Madrid Song nous replonge dans une certaine torpeur à ceci près que cette balade au piano nous file un bourdon authentique et nous conditionne fort bien avant la balade la plus émouvante du disque, No Chance Survival, avec sa ligne de basse superbe de simplicité, morceau qui n’est pas sans rappeler – en infiniment plus soft – la version orchestrale de Pioneer To The Falls (2). Heureusement car surgit bientôt l’épouvantable Unwind, sorte de croisement entre The Bravery sous Lexomil et les trompettistes de Beirut. Y’a des accouplements qui ne sont vraiment pas beau à voir et pas davantage à écouter. Et que ça s’en donne à cœur joie, que ça part en sucette avant de verser dans un onirisme facile. Et ce n’est pas fini : Girls On The Sporting News groove faux. Ça se voudrait sensuel, c’est ennuyeux au possible. On The Esplanade, mignon mais inoffensif complément de No Chance Survival, répare en partie les dégâts. En outre, elle plaira sûrement à tous ceux qui apprennent à jouer de la guitare… C’est déjà ça. Fly As You Might, sur une mélodie plutôt chouette, est un titre fainéant, une plainte scandée façon j’ai-perdu-ma-Ventoline. Après ce funeste trio, le dernier morceau est une bonne surprise. H, variation à la manière de Mogwaï avec en prime de petits bruits louches piqués à Boards Of Canada, et ce sur une incantation taoïsto-alcoolisée (?) qui fera plaisir à Roland Emmerich.

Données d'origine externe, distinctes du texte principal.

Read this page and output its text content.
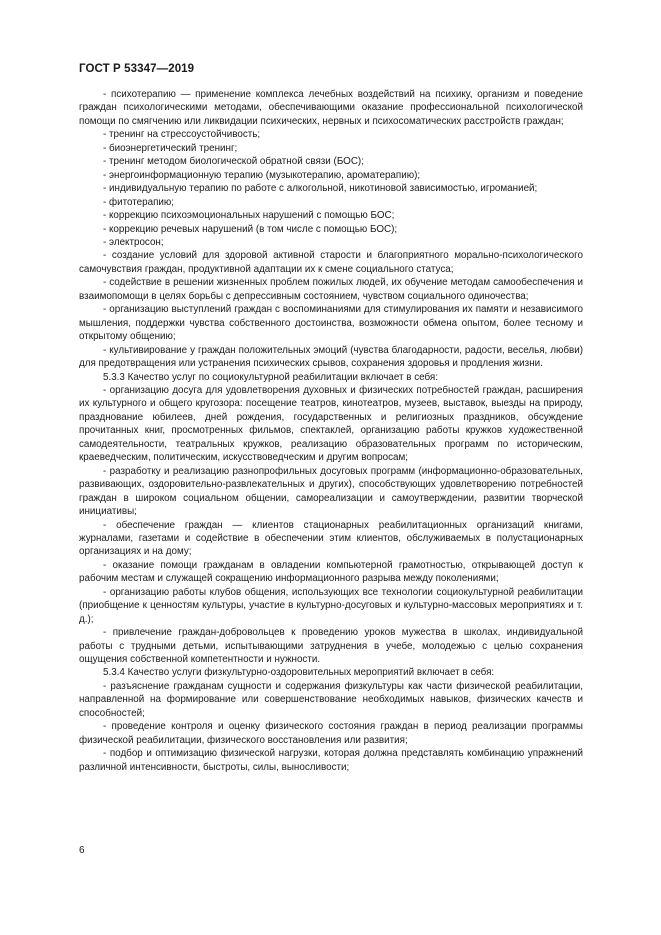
ГОСТ Р 53347—2019

- психотерапию — применение комплекса лечебных воздействий на психику, организм и поведение граждан психологическими методами, обеспечивающими оказание профессиональной психологической помощи по смягчению или ликвидации психических, нервных и психосоматических расстройств граждан;

- тренинг на стрессоустойчивость;

- биоэнергетический тренинг;

- тренинг методом биологической обратной связи (БОС);

- энергоинформационную терапию (музыкотерапию, ароматерапию);

- индивидуальную терапию по работе с алкогольной, никотиновой зависимостью, игроманией;

- фитотерапию;

- коррекцию психоэмоциональных нарушений с помощью БОС;

- коррекцию речевых нарушений (в том числе с помощью БОС);

- электросон;

- создание условий для здоровой активной старости и благоприятного морально-психологического самочувствия граждан, продуктивной адаптации их к смене социального статуса;

- содействие в решении жизненных проблем пожилых людей, их обучение методам самообеспечения и взаимопомощи в целях борьбы с депрессивным состоянием, чувством социального одиночества;

- организацию выступлений граждан с воспоминаниями для стимулирования их памяти и независимого мышления, поддержки чувства собственного достоинства, возможности обмена опытом, более тесному и открытому общению;

- культивирование у граждан положительных эмоций (чувства благодарности, радости, веселья, любви) для предотвращения или устранения психических срывов, сохранения здоровья и продления жизни.

5.3.3 Качество услуг по социокультурной реабилитации включает в себя:

- организацию досуга для удовлетворения духовных и физических потребностей граждан, расширения их культурного и общего кругозора: посещение театров, кинотеатров, музеев, выставок, выезды на природу, празднование юбилеев, дней рождения, государственных и религиозных праздников, обсуждение прочитанных книг, просмотренных фильмов, спектаклей, организацию работы кружков художественной самодеятельности, театральных кружков, реализацию образовательных программ по историческим, краеведческим, политическим, искусствоведческим и другим вопросам;

- разработку и реализацию разнопрофильных досуговых программ (информационно-образовательных, развивающих, оздоровительно-развлекательных и других), способствующих удовлетворению потребностей граждан в широком социальном общении, самореализации и самоутверждении, развитии творческой инициативы;

- обеспечение граждан — клиентов стационарных реабилитационных организаций книгами, журналами, газетами и содействие в обеспечении этим клиентов, обслуживаемых в полустационарных организациях и на дому;

- оказание помощи гражданам в овладении компьютерной грамотностью, открывающей доступ к рабочим местам и служащей сокращению информационного разрыва между поколениями;

- организацию работы клубов общения, использующих все технологии социокультурной реабилитации (приобщение к ценностям культуры, участие в культурно-досуговых и культурно-массовых мероприятиях и т. д.);

- привлечение граждан-добровольцев к проведению уроков мужества в школах, индивидуальной работы с трудными детьми, испытывающими затруднения в учебе, молодежью с целью сохранения ощущения собственной компетентности и нужности.

5.3.4 Качество услуги физкультурно-оздоровительных мероприятий включает в себя:

- разъяснение гражданам сущности и содержания физкультуры как части физической реабилитации, направленной на формирование или совершенствование необходимых навыков, физических качеств и способностей;

- проведение контроля и оценку физического состояния граждан в период реализации программы физической реабилитации, физического восстановления или развития;

- подбор и оптимизацию физической нагрузки, которая должна представлять комбинацию упражнений различной интенсивности, быстроты, силы, выносливости;

6
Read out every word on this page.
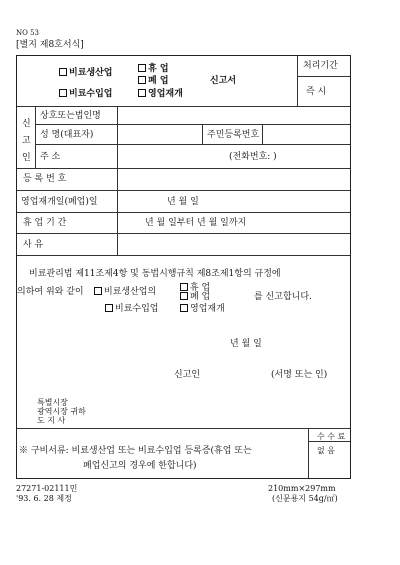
NO 53
[별지 제8호서식]
비료생산업
비료수입업
휴 업
폐 업
영업재개
신고서
처리기간
즉 시
신
고
인
상호또는법인명
성 명(대표자)	주민등록번호
주 소	(전화번호: )
등 록 번 호
영업재개일(폐업)일	년 월 일
휴 업 기 간	년 월 일부터 년 월 일까지
사 유
비료관리법 제11조제4항 및 동법시행규칙 제8조제1항의 규정에
의하여 위와 같이	비료생산업의	휴 업
폐 업
영업재개
를 신고합니다.
비료수입업
년 월 일
신고인	(서명 또는 인)
특별시장
광역시장 귀하
도 지 사
※ 구비서류: 비료생산업 또는 비료수입업 등록증(휴업 또는
폐업신고의 경우에 한합니다)
수 수 료
없 음
27271-02111민
'93. 6. 28 제정
210mm×297mm
(신문용지 54g/㎡)
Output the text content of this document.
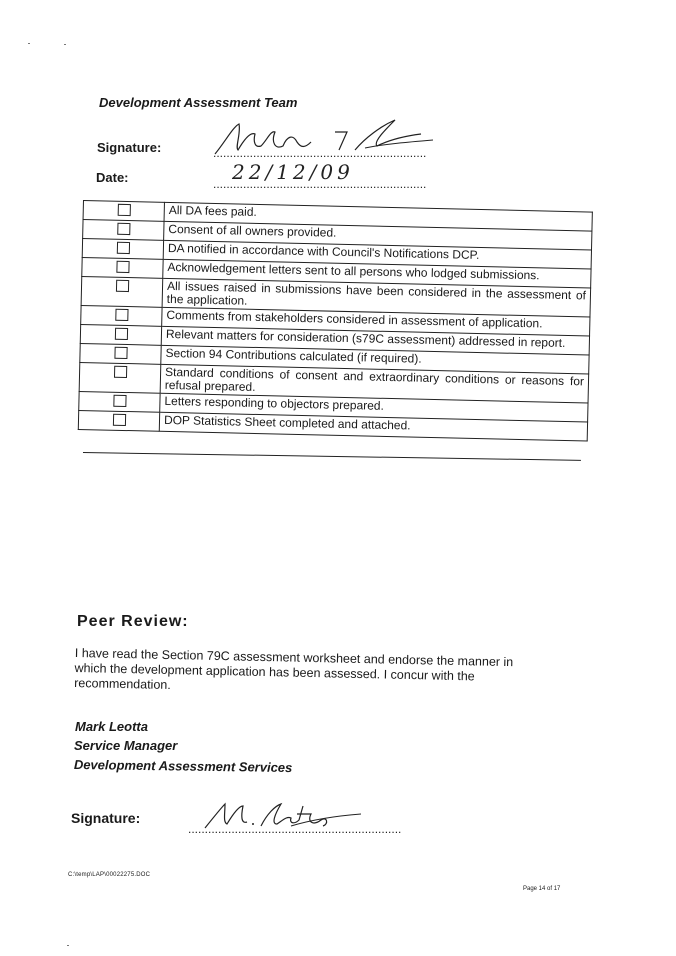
Development Assessment Team
Signature:	................................................................
Date:	22/12/09
................................................................
	All DA fees paid.
	Consent of all owners provided.
	DA notified in accordance with Council's Notifications DCP.
	Acknowledgement letters sent to all persons who lodged submissions.
	All issues raised in submissions have been considered in the assessment of the application.
	Comments from stakeholders considered in assessment of application.
	Relevant matters for consideration (s79C assessment) addressed in report.
	Section 94 Contributions calculated (if required).
	Standard conditions of consent and extraordinary conditions or reasons for refusal prepared.
	Letters responding to objectors prepared.
	DOP Statistics Sheet completed and attached.
Peer Review:
I have read the Section 79C assessment worksheet and endorse the manner in which the development application has been assessed. I concur with the recommendation.
Mark Leotta
Service Manager
Development Assessment Services
Signature:
................................................................
C:\temp\LAP\00022275.DOC
Page 14 of 17
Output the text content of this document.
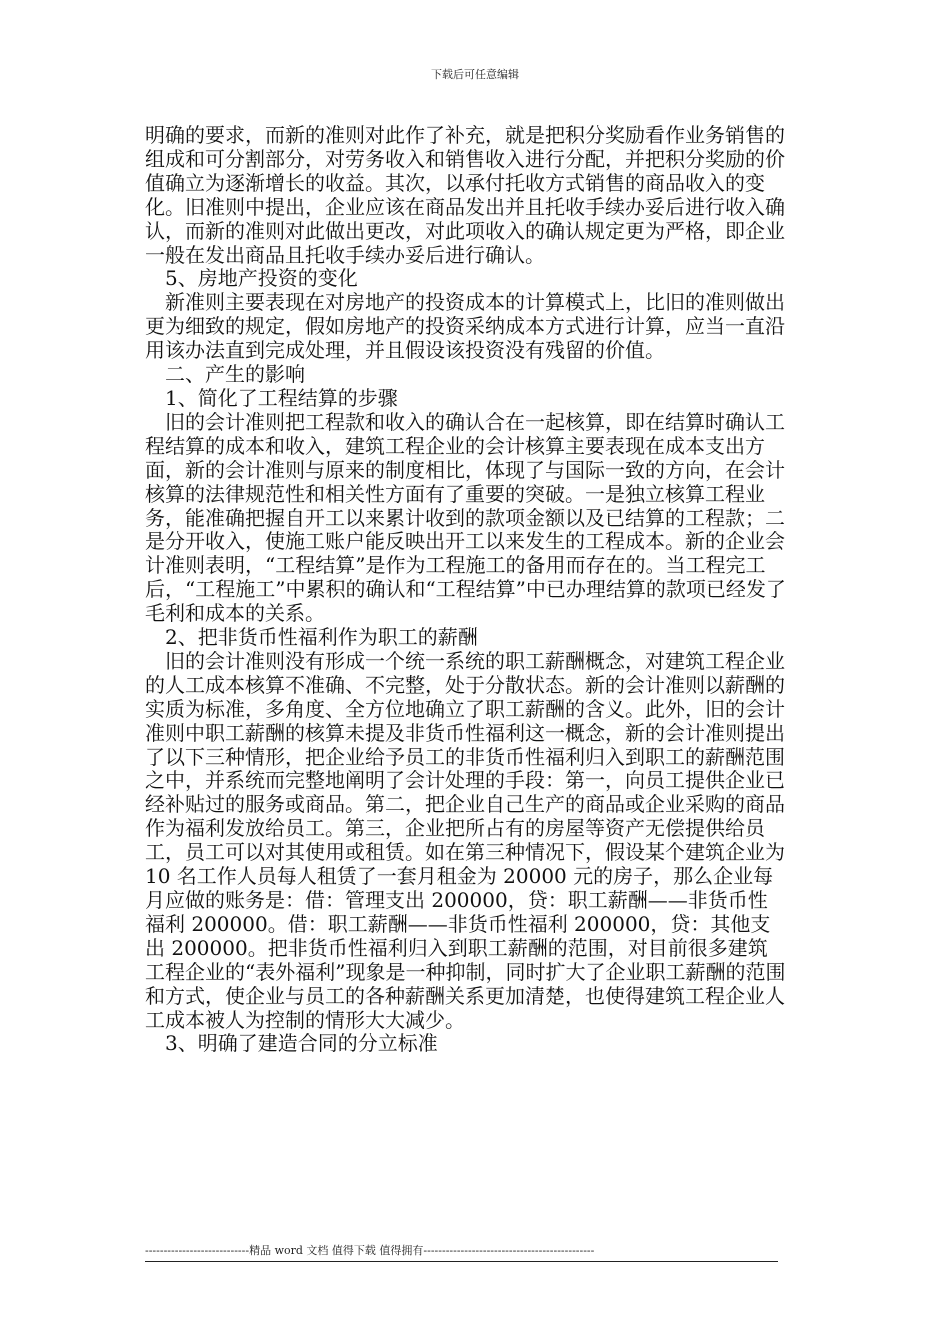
下载后可任意编辑

明确的要求，而新的准则对此作了补充，就是把积分奖励看作业务销售的组成和可分割部分，对劳务收入和销售收入进行分配，并把积分奖励的价值确立为逐渐增长的收益。其次，以承付托收方式销售的商品收入的变化。旧准则中提出，企业应该在商品发出并且托收手续办妥后进行收入确认，而新的准则对此做出更改，对此项收入的确认规定更为严格，即企业一般在发出商品且托收手续办妥后进行确认。

5、房地产投资的变化

新准则主要表现在对房地产的投资成本的计算模式上，比旧的准则做出更为细致的规定，假如房地产的投资采纳成本方式进行计算，应当一直沿用该办法直到完成处理，并且假设该投资没有残留的价值。

二、产生的影响

1、简化了工程结算的步骤

旧的会计准则把工程款和收入的确认合在一起核算，即在结算时确认工程结算的成本和收入，建筑工程企业的会计核算主要表现在成本支出方面，新的会计准则与原来的制度相比，体现了与国际一致的方向，在会计核算的法律规范性和相关性方面有了重要的突破。一是独立核算工程业务，能准确把握自开工以来累计收到的款项金额以及已结算的工程款；二是分开收入，使施工账户能反映出开工以来发生的工程成本。新的企业会计准则表明，“工程结算”是作为工程施工的备用而存在的。当工程完工后，“工程施工”中累积的确认和“工程结算”中已办理结算的款项已经发了毛利和成本的关系。

2、把非货币性福利作为职工的薪酬

旧的会计准则没有形成一个统一系统的职工薪酬概念，对建筑工程企业的人工成本核算不准确、不完整，处于分散状态。新的会计准则以薪酬的实质为标准，多角度、全方位地确立了职工薪酬的含义。此外，旧的会计准则中职工薪酬的核算未提及非货币性福利这一概念，新的会计准则提出了以下三种情形，把企业给予员工的非货币性福利归入到职工的薪酬范围之中，并系统而完整地阐明了会计处理的手段：第一，向员工提供企业已经补贴过的服务或商品。第二，把企业自己生产的商品或企业采购的商品作为福利发放给员工。第三，企业把所占有的房屋等资产无偿提供给员工，员工可以对其使用或租赁。如在第三种情况下，假设某个建筑企业为 10 名工作人员每人租赁了一套月租金为 20000 元的房子，那么企业每月应做的账务是：借：管理支出 200000，贷：职工薪酬——非货币性福利 200000。借：职工薪酬——非货币性福利 200000，贷：其他支出 200000。把非货币性福利归入到职工薪酬的范围，对目前很多建筑工程企业的“表外福利”现象是一种抑制，同时扩大了企业职工薪酬的范围和方式，使企业与员工的各种薪酬关系更加清楚，也使得建筑工程企业人工成本被人为控制的情形大大减少。

3、明确了建造合同的分立标准

----------------------------精品 word 文档 值得下载 值得拥有----------------------------------------------
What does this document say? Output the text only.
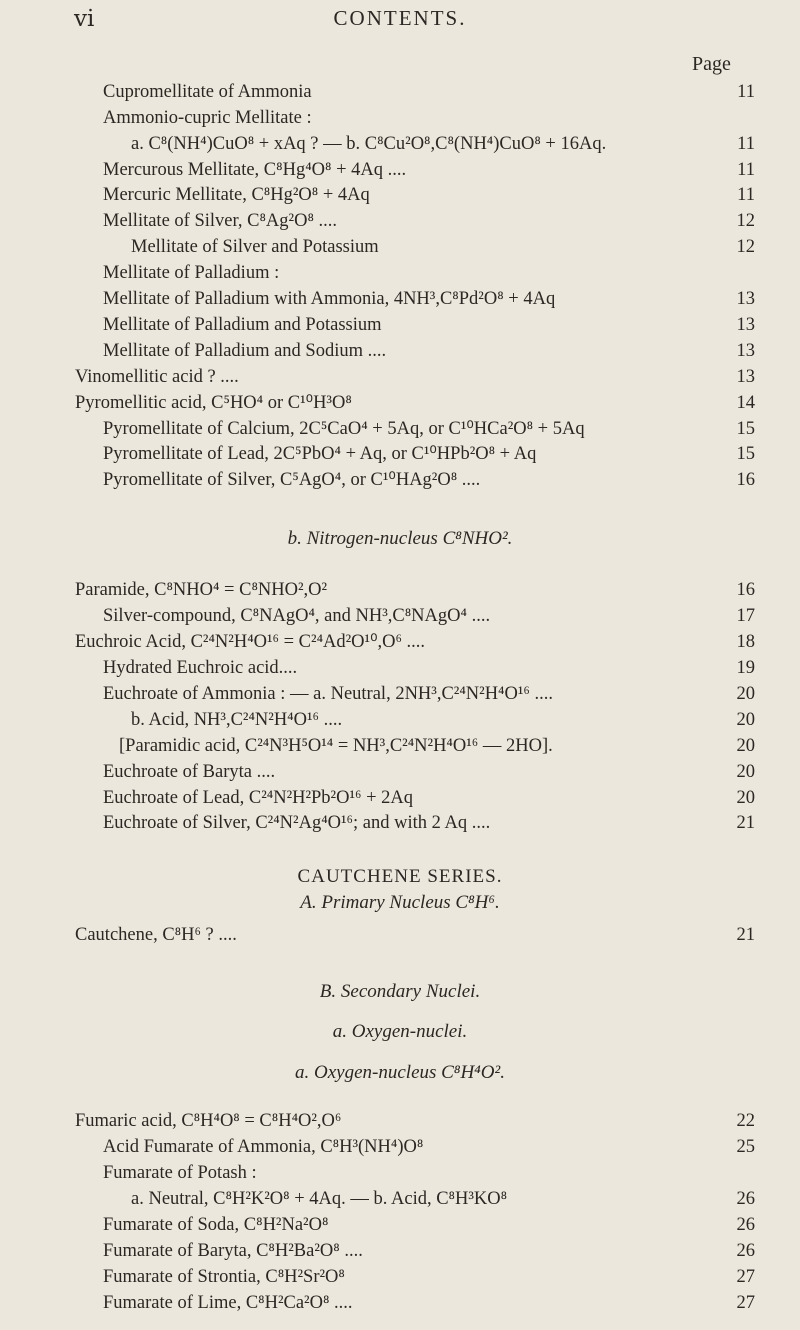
vi	CONTENTS.
Page
Cupromellitate of Ammonia	11
Ammonio-cupric Mellitate :
a. C⁸(NH⁴)CuO⁸ + xAq ? — b. C⁸Cu²O⁸,C⁸(NH⁴)CuO⁸ + 16Aq.	11
Mercurous Mellitate, C⁸Hg⁴O⁸ + 4Aq ....	11
Mercuric Mellitate, C⁸Hg²O⁸ + 4Aq	11
Mellitate of Silver, C⁸Ag²O⁸ ....	12
Mellitate of Silver and Potassium	12
Mellitate of Palladium :
Mellitate of Palladium with Ammonia, 4NH³,C⁸Pd²O⁸ + 4Aq	13
Mellitate of Palladium and Potassium	13
Mellitate of Palladium and Sodium ....	13
Vinomellitic acid ? ....	13
Pyromellitic acid, C⁵HO⁴ or C¹⁰H³O⁸	14
Pyromellitate of Calcium, 2C⁵CaO⁴ + 5Aq, or C¹⁰HCa²O⁸ + 5Aq	15
Pyromellitate of Lead, 2C⁵PbO⁴ + Aq, or C¹⁰HPb²O⁸ + Aq	15
Pyromellitate of Silver, C⁵AgO⁴, or C¹⁰HAg²O⁸ ....	16
Paramide, C⁸NHO⁴ = C⁸NHO²,O²	16
Silver-compound, C⁸NAgO⁴, and NH³,C⁸NAgO⁴ ....	17
Euchroic Acid, C²⁴N²H⁴O¹⁶ = C²⁴Ad²O¹⁰,O⁶ ....	18
Hydrated Euchroic acid....	19
Euchroate of Ammonia : — a. Neutral, 2NH³,C²⁴N²H⁴O¹⁶ ....	20
b. Acid, NH³,C²⁴N²H⁴O¹⁶ ....	20
[Paramidic acid, C²⁴N³H⁵O¹⁴ = NH³,C²⁴N²H⁴O¹⁶ — 2HO].	20
Euchroate of Baryta ....	20
Euchroate of Lead, C²⁴N²H²Pb²O¹⁶ + 2Aq	20
Euchroate of Silver, C²⁴N²Ag⁴O¹⁶; and with 2 Aq ....	21
Cautchene, C⁸H⁶ ? ....	21
Fumaric acid, C⁸H⁴O⁸ = C⁸H⁴O²,O⁶	22
Acid Fumarate of Ammonia, C⁸H³(NH⁴)O⁸	25
Fumarate of Potash :
a. Neutral, C⁸H²K²O⁸ + 4Aq. — b. Acid, C⁸H³KO⁸	26
Fumarate of Soda, C⁸H²Na²O⁸	26
Fumarate of Baryta, C⁸H²Ba²O⁸ ....	26
Fumarate of Strontia, C⁸H²Sr²O⁸	27
Fumarate of Lime, C⁸H²Ca²O⁸ ....	27
b. Nitrogen-nucleus C⁸NHO².
CAUTCHENE SERIES.
A. Primary Nucleus C⁸H⁶.
B. Secondary Nuclei.
a. Oxygen-nuclei.
a. Oxygen-nucleus C⁸H⁴O².
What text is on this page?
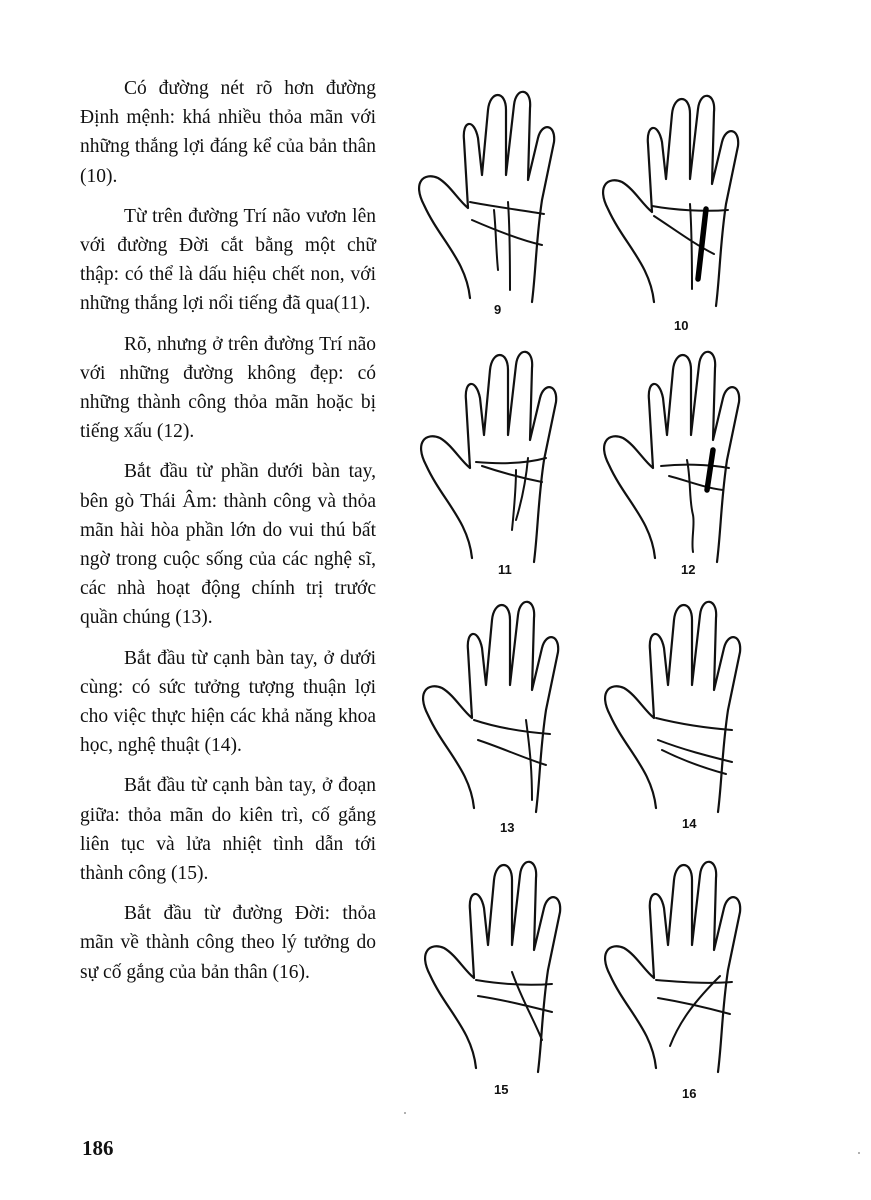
Có đường nét rõ hơn đường Định mệnh: khá nhiều thỏa mãn với những thắng lợi đáng kể của bản thân (10).

Từ trên đường Trí não vươn lên với đường Đời cắt bằng một chữ thập: có thể là dấu hiệu chết non, với những thắng lợi nổi tiếng đã qua(11).

Rõ, nhưng ở trên đường Trí não với những đường không đẹp: có những thành công thỏa mãn hoặc bị tiếng xấu (12).

Bắt đầu từ phần dưới bàn tay, bên gò Thái Âm: thành công và thỏa mãn hài hòa phần lớn do vui thú bất ngờ trong cuộc sống của các nghệ sĩ, các nhà hoạt động chính trị trước quần chúng (13).

Bắt đầu từ cạnh bàn tay, ở dưới cùng: có sức tưởng tượng thuận lợi cho việc thực hiện các khả năng khoa học, nghệ thuật (14).

Bắt đầu từ cạnh bàn tay, ở đoạn giữa: thỏa mãn do kiên trì, cố gắng liên tục và lửa nhiệt tình dẫn tới thành công (15).

Bắt đầu từ đường Đời: thỏa mãn về thành công theo lý tưởng do sự cố gắng của bản thân (16).

9
10
11	12
13	14
15	16
186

Pour dire d’un disque qu’il est raté, encore faut-il que son auteur ait préalablement annoncé une ambition costaude. Rien de tel ici.

Avec Julian Plenti is… Skyscraper, Paul Banks se voulait franc-tireur. Il avait beaucoup à perdre. Il s’en sort la tête ni trop haute ni trop basse, distillant autant de petites merveilles (ouais, il est décidemment très beau, ce No Chance Survival) que de petits ratés. Au fond, voilà ce que l’on pourrait lui reprocher : de n’avoir pas suffisamment osé. N’est pas Bowie, Lou Reed ou Trent Reznor qui veut. Mais il porte de trop belles chemises et, rien que pour ça, on continuera de croire en lui.

Julian Plenti // Julian Plenti is… Skyscraper // Matador, 2009.

http://julianplenti.com

(1)  Sur le rachat du magazine vachement rebelle par une banque, lire l’article de Pierre Jourde : http://bibliobs.nouvelobs.com/blog/pierre-jourde/20090820/14139/la-banque-cest-rebelle .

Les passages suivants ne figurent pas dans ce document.